REVITALISATION DU CENTRE
À la fin des années 1940, le centre de Porto souffre des conséquences d’une politique de plafonnement des loyers. Les propriétaires des belles bâtisses délaissent l’entretien de celles-ci, baissant les bras devant le peu de revenus engrangés. En 2011, le recensement montre que la ville a perdu un tiers de ses habitants en trente ans, en particulier dans le vieux centre mal desservi en transports en commun. La population active s’est évadée vers la périphérie, attirée par les installations récentes.
Sans qu’il n’existe de véritable plan urbanistique pour revitaliser ce centre, une initiative low cost et passionnante a été initiée en 2012 par une équipe de jeunes architectes, sous la houlette de José Paixão.

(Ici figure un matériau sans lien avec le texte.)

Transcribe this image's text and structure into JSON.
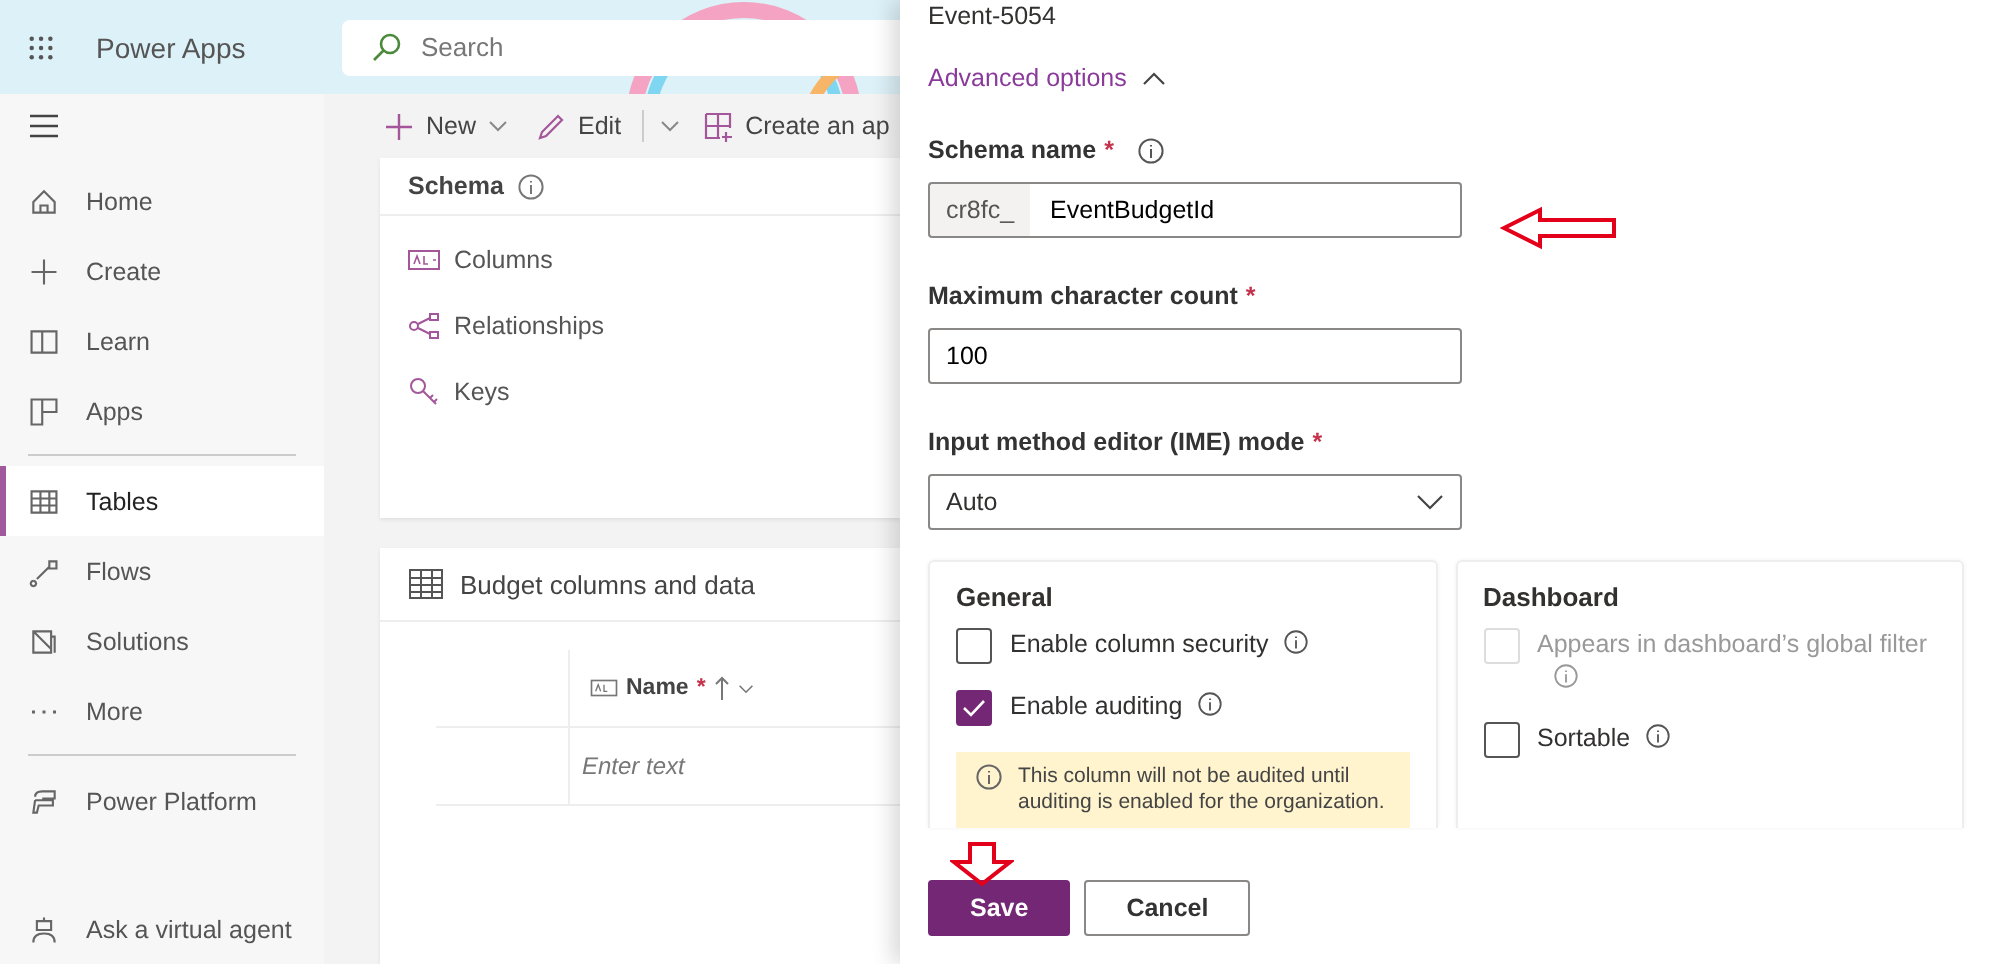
{
  "app": {
    "title": "Power Apps"
  },
  "search": {
    "placeholder": "Search"
  },
  "sidebar": {
    "sections": [
      [
        {
          "label": "Home",
          "selected": false
        },
        {
          "label": "Create",
          "selected": false
        },
        {
          "label": "Learn",
          "selected": false
        },
        {
          "label": "Apps",
          "selected": false
        }
      ],
      [
        {
          "label": "Tables",
          "selected": true
        },
        {
          "label": "Flows",
          "selected": false
        },
        {
          "label": "Solutions",
          "selected": false
        },
        {
          "label": "More",
          "selected": false
        }
      ],
      [
        {
          "label": "Power Platform",
          "selected": false
        }
      ]
    ],
    "bottom_item": {
      "label": "Ask a virtual agent",
      "selected": false
    }
  },
  "toolbar": [
    {
      "label": "New",
      "dropdown": true,
      "split": false
    },
    {
      "label": "Edit",
      "dropdown": true,
      "split": true
    },
    {
      "label": "Create an ap",
      "dropdown": false,
      "split": false
    }
  ],
  "schema": {
    "title": "Schema",
    "items": [
      "Columns",
      "Relationships",
      "Keys"
    ]
  },
  "budget": {
    "title": "Budget columns and data",
    "columns": [
      {
        "label": "Name",
        "required_mark": "*"
      }
    ],
    "rows": [
      {
        "placeholder": "Enter text"
      }
    ]
  },
  "panel": {
    "name_value": "Event-5054",
    "advanced": {
      "label": "Advanced options",
      "expanded": true
    },
    "fields": [
      {
        "kind": "prefixed",
        "label": "Schema name",
        "required_mark": "*",
        "info": true,
        "prefix": "cr8fc_",
        "value": "EventBudgetId"
      },
      {
        "kind": "text",
        "label": "Maximum character count",
        "required_mark": "*",
        "info": false,
        "value": "100"
      },
      {
        "kind": "select",
        "label": "Input method editor (IME) mode",
        "required_mark": "*",
        "info": false,
        "value": "Auto"
      }
    ],
    "sections": [
      {
        "title": "General",
        "options": [
          {
            "label": "Enable column security",
            "checked": false,
            "disabled": false
          },
          {
            "label": "Enable auditing",
            "checked": true,
            "disabled": false
          }
        ],
        "notice": "This column will not be audited until auditing is enabled for the organization."
      },
      {
        "title": "Dashboard",
        "options": [
          {
            "label": "Appears in dashboard’s global filter",
            "checked": false,
            "disabled": true
          },
          {
            "label": "Sortable",
            "checked": false,
            "disabled": false
          }
        ]
      }
    ],
    "buttons": [
      {
        "label": "Save",
        "kind": "primary"
      },
      {
        "label": "Cancel",
        "kind": "secondary"
      }
    ]
  }
}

Achevé en 2014, le projet pilote Arrebita! Porto s’est attaché à réhabiliter avec succès le numéro 42 de la rua da Reboileira, suivant une logique qualitative et peu coûteuse. Dans un même élan, plusieurs voies ont ainsi fait peau neuve. En 2005, les travaux communs d’Álvaro Siza et Eduardo Souto de Moura ont conduit à la restructuration de l’Avenida do Aliados montrant, à nouveau, l’attachement de ces deux architectes à l’insertion paysagère. Et depuis sa piétonisation, la rua das Flores, avec ses restaurants conceptuels et ses vieilles merceries devenues boutiques de design, est un aimant à classes moyennes. Celles-là même qui, il y a peu, désertaient encore la ville pour la périphérie.
UN PORTO SUR LE PORT
Porto est aménagée sur la rive droite du Douro, le long du quartier de la Ribeira réorganisée au début des années 2000 par l’architecte catalan Manuel de Solà-Morales. En face, à côté du monastère de Serra do Pilar, les berges de Vila Nova de Gaia abritent les chais du délicieux vin auquel la ville a donné son nom, le Porto. Entre dégustations et promenades, locaux et touristes vont de ravissement en ravissement le long de ces berges pleines de charme, que l’on peut parcourir en bateau, ou en vieux tramway EléctricoI, vers le Pont ferroviaire Maria Pia achevé par Gustave Eiffel en 1877. C’est sur ces rives que l’on goûte à la francesinha, copieuse spécialité locale composée rien de moins que de pain, de jambon, d’un steak, de fromage, d’un œuf au plat et de frites ! Un plat de fin de soirée idéal en somme, dans une ville où les étudiants sont légion. La vie nocturne bat son plein dans Megaro Bombarda, quartier riche de belles galeries d’art en journée, et seul quartier que l’on pourrait qualifier de gentrifié. Humer l’ambiance du Mercado do Bolhão, c’est s’imprégner un peu plus encore de l’atmosphère chaleureuse et sans ostentation de la «capitale du nord», qui est en passe de devenir une première ville de cœur pour ses découvreurs.